The Government recently introduced a bill in the Rajya Sabha for scrapping the Collegium system of appointing judges in the country.

The Bill seeks to set up a Judicial Appointments Commission (JAC), which will make recommendations for the appointments and transfers of Supreme Court and High Court judges.

The Parliamentary Standing Committee on Home Affairs, in its 85th Report, states that the process of filling up vacancies should start six months before the actual date of retirement of a judge. The report also says that Union Law Minister Arun Jaitley candidly conceded in Rajya Sabha, while replying to a question on 3rd December, 2001, that he had not come across a single case where the process had been initiated six months before the actual date of retirement.

The report also says that the executive cannot initiate the proposal for appointments as a result of a SC judgment. So, the inordinate delay in filling up vacancies is due to the Collegium process of appointments, and there is a serious need to review the system.

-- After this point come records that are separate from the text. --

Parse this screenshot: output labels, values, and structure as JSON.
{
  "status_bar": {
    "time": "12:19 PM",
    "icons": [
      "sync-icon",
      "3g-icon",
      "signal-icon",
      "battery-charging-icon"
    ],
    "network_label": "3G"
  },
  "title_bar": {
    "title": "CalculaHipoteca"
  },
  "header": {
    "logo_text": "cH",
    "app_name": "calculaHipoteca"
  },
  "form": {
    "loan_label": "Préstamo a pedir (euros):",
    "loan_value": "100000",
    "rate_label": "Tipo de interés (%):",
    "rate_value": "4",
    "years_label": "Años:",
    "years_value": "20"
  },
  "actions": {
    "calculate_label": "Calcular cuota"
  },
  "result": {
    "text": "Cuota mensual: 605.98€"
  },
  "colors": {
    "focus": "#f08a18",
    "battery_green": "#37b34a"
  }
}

On paper, it would appear that the Collegium system is a measure to protect the independence of the judiciary. In reality, the Collegium system is unable to address increasing litigation in the country, which is bound to increase further with education and a rising sense of entitlement.

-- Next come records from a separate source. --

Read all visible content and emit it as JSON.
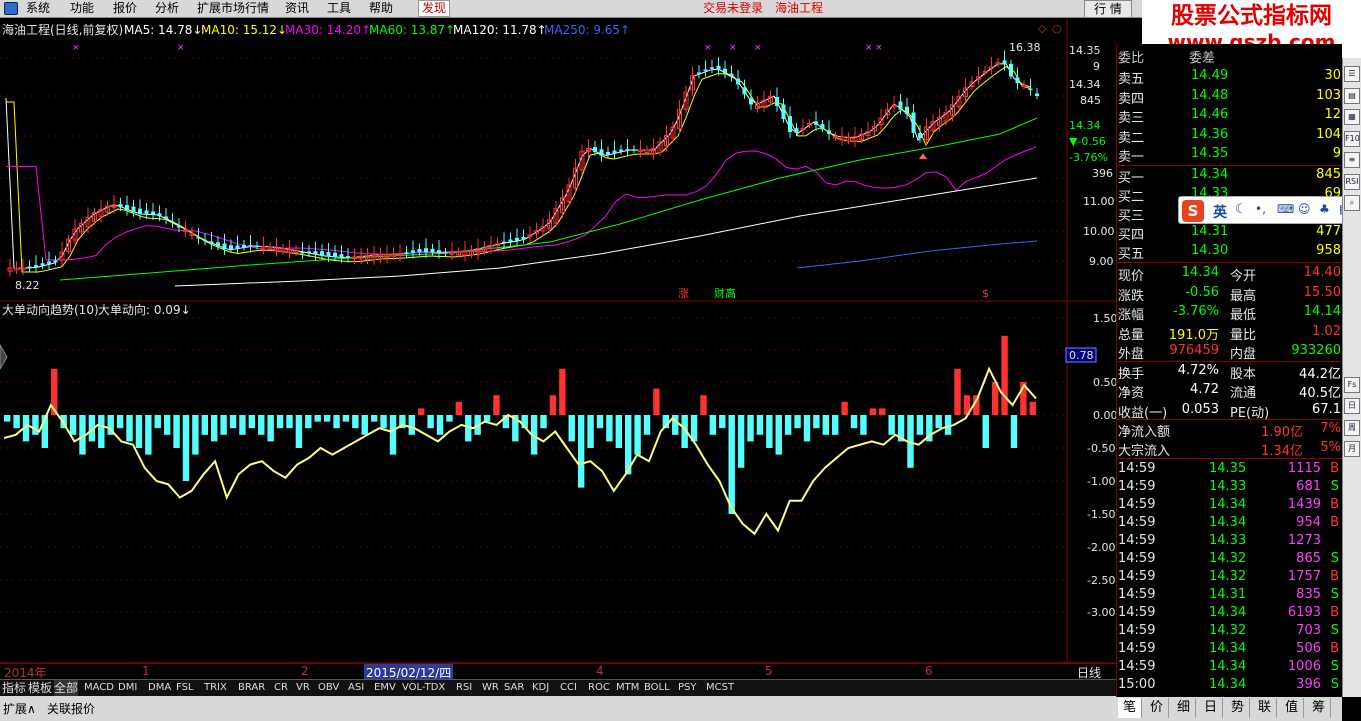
{
  "menu": {
    "items": [
      "系统",
      "功能",
      "报价",
      "分析",
      "扩展市场行情",
      "资讯",
      "工具",
      "帮助"
    ],
    "active": "发现",
    "login": "交易未登录",
    "stock_name": "海油工程",
    "trade_tab": "行 情"
  },
  "banner": {
    "line1": "股票公式指标网",
    "line2": "www.gszb.com"
  },
  "ma_legend": {
    "title": "海油工程(日线,前复权)",
    "ma5": "MA5: 14.78↓",
    "ma10": "MA10: 15.12↓",
    "ma30": "MA30: 14.20↑",
    "ma60": "MA60: 13.87↑",
    "ma120": "MA120: 11.78↑",
    "ma250": "MA250: 9.65↑"
  },
  "colors": {
    "ma5": "#ffffff",
    "ma10": "#ffff00",
    "ma30": "#ff00ff",
    "ma60": "#00ff00",
    "ma120": "#ffffff",
    "ma250": "#4060ff",
    "up": "#ff3232",
    "down": "#54ffff",
    "panel_border": "#8b0000",
    "price_red": "#ff3232",
    "price_green": "#00ff00",
    "label_grey": "#e6e6e6"
  },
  "price_axis": {
    "labels": [
      "14.35",
      "9",
      "14.34",
      "845",
      "14.34",
      "▼-0.56",
      "-3.76%",
      "396",
      "11.00",
      "10.00",
      "9.00"
    ],
    "high_label": "16.38",
    "low_label": "8.22"
  },
  "indicator": {
    "title": "大单动向趋势(10)",
    "sub": "大单动向: 0.09↓",
    "value_box": "0.78",
    "axis": [
      "1.50",
      "0.50",
      "0.00",
      "-0.50",
      "-1.00",
      "-1.50",
      "-2.00",
      "-2.50",
      "-3.00"
    ]
  },
  "date_axis": {
    "labels": [
      "2014年",
      "1",
      "2",
      "2015/02/12/四",
      "4",
      "5",
      "6"
    ],
    "period": "日线",
    "zoom": [
      "+",
      "-",
      "0"
    ]
  },
  "signal_labels": {
    "s1": "涨",
    "s2": "财高",
    "s3": "$"
  },
  "bottom_tabs": [
    "指标",
    "模板",
    "全部",
    "MACD",
    "DMI",
    "DMA",
    "FSL",
    "TRIX",
    "BRAR",
    "CR",
    "VR",
    "OBV",
    "ASI",
    "EMV",
    "VOL-TDX",
    "RSI",
    "WR",
    "SAR",
    "KDJ",
    "CCI",
    "ROC",
    "MTM",
    "BOLL",
    "PSY",
    "MCST"
  ],
  "status": {
    "expand": "扩展∧",
    "linked": "关联报价"
  },
  "order_book": {
    "top_partial": {
      "label": "委比",
      "value": "委差"
    },
    "asks": [
      {
        "label": "卖五",
        "price": "14.49",
        "vol": "30"
      },
      {
        "label": "卖四",
        "price": "14.48",
        "vol": "103"
      },
      {
        "label": "卖三",
        "price": "14.46",
        "vol": "12"
      },
      {
        "label": "卖二",
        "price": "14.36",
        "vol": "104"
      },
      {
        "label": "卖一",
        "price": "14.35",
        "vol": "9"
      }
    ],
    "bids": [
      {
        "label": "买一",
        "price": "14.34",
        "vol": "845"
      },
      {
        "label": "买二",
        "price": "14.33",
        "vol": "69"
      },
      {
        "label": "买三",
        "price": "",
        "vol": ""
      },
      {
        "label": "买四",
        "price": "14.31",
        "vol": "477"
      },
      {
        "label": "买五",
        "price": "14.30",
        "vol": "958"
      }
    ]
  },
  "quote": [
    {
      "l1": "现价",
      "v1": "14.34",
      "c1": "green",
      "l2": "今开",
      "v2": "14.40",
      "c2": "red"
    },
    {
      "l1": "涨跌",
      "v1": "-0.56",
      "c1": "green",
      "l2": "最高",
      "v2": "15.50",
      "c2": "red"
    },
    {
      "l1": "涨幅",
      "v1": "-3.76%",
      "c1": "green",
      "l2": "最低",
      "v2": "14.14",
      "c2": "green"
    },
    {
      "l1": "总量",
      "v1": "191.0万",
      "c1": "yellow",
      "l2": "量比",
      "v2": "1.02",
      "c2": "red"
    },
    {
      "l1": "外盘",
      "v1": "976459",
      "c1": "red",
      "l2": "内盘",
      "v2": "933260",
      "c2": "green"
    },
    {
      "l1": "换手",
      "v1": "4.72%",
      "c1": "white",
      "l2": "股本",
      "v2": "44.2亿",
      "c2": "white"
    },
    {
      "l1": "净资",
      "v1": "4.72",
      "c1": "white",
      "l2": "流通",
      "v2": "40.5亿",
      "c2": "white"
    },
    {
      "l1": "收益(一)",
      "v1": "0.053",
      "c1": "white",
      "l2": "PE(动)",
      "v2": "67.1",
      "c2": "white"
    }
  ],
  "flows": [
    {
      "label": "净流入额",
      "value": "1.90亿",
      "pct": "7%"
    },
    {
      "label": "大宗流入",
      "value": "1.34亿",
      "pct": "5%"
    }
  ],
  "ticks": [
    {
      "t": "14:59",
      "p": "14.35",
      "v": "1115",
      "s": "B"
    },
    {
      "t": "14:59",
      "p": "14.33",
      "v": "681",
      "s": "S"
    },
    {
      "t": "14:59",
      "p": "14.34",
      "v": "1439",
      "s": "B"
    },
    {
      "t": "14:59",
      "p": "14.34",
      "v": "954",
      "s": "B"
    },
    {
      "t": "14:59",
      "p": "14.33",
      "v": "1273",
      "s": ""
    },
    {
      "t": "14:59",
      "p": "14.32",
      "v": "865",
      "s": "S"
    },
    {
      "t": "14:59",
      "p": "14.32",
      "v": "1757",
      "s": "B"
    },
    {
      "t": "14:59",
      "p": "14.31",
      "v": "835",
      "s": "S"
    },
    {
      "t": "14:59",
      "p": "14.34",
      "v": "6193",
      "s": "B"
    },
    {
      "t": "14:59",
      "p": "14.32",
      "v": "703",
      "s": "S"
    },
    {
      "t": "14:59",
      "p": "14.34",
      "v": "506",
      "s": "B"
    },
    {
      "t": "14:59",
      "p": "14.34",
      "v": "1006",
      "s": "S"
    },
    {
      "t": "15:00",
      "p": "14.34",
      "v": "396",
      "s": "S"
    }
  ],
  "right_tabs": [
    "笔",
    "价",
    "细",
    "日",
    "势",
    "联",
    "值",
    "筹"
  ],
  "ime": {
    "label": "英"
  },
  "sidebar_icons": [
    "list-icon",
    "chart-icon",
    "grid-icon",
    "f10-icon",
    "news-icon",
    "rsi-icon",
    "search-icon",
    "fs-icon",
    "calendar-icon",
    "week-icon",
    "month-icon"
  ]
}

With the creation of the JAC, the executive will have a say in the appointment process. The JAC will include the Chief Justice of India (CJI), two senior-most judges of the Supreme Court, the Law Minister, Secretary (Justice) in the Law Ministry as convener and two eminent persons as members.

The new system to appoint judges might be a solution, assuming there are enough candidates who fit the bill. Even if the judges are found in the coming years, and cases do get cleared faster, for most, the prospects for justice will still be a distant dream.

How Does The Collegium System Work?

Clause (2) of Article 124 of the Constitution says that every Supreme Court (SC) judge shall be appointed by the President in consultation with the Judges of the SC & of the HCs as he may decide. The appointed Judges shall hold office till the age of 65 years.The Article also has a proviso which says that in case of appointment of judges other than CJ, the CJI shall always be consulted.The National Commission to Review the Working of the Constitution in their report says that having regard to the executives’ propensity to control every organ of state and every institution of governance, leaders at the time of Independence departed from other constitutional systems to put the appointment of judges in the hands of judiciary and make the role of the executive merely formal.

Before 1981, a convention developed where the recommendations always and invariably emanated from the CJ of the High Court (in case of appointment to High Court) and CJI (in case of appointment to Supreme Court).

Several important judgments have to be considered when we consider the issue of appointment of judges:

  • S.P. Gupta case (1982): the importance of consulting with the CJI under the Constitution was reduced. This led to the balance tilting between the judiciary and executive in favour of the executive.
  • Supreme Court Advocates – on – Records Association (SCAORA) case (1993): The SP Gupta Case was overruled in this case. This case also devised a specific procedure for appointment of judges of the Supreme Court. This put the power of appointment firmly back in the hands of the judiciary.

In 1998, the principles laid down in the SCAORA case were reaffirmed. And the current Collegium system was established. It was held that the recommendation should be made by the CJI and his four senior–most colleagues (instead of CJI and two senior-most colleagues earlier). For appointments of High Court judges, the CJ of the respective High Court along with his two-senior most judges make recommendations for appointments.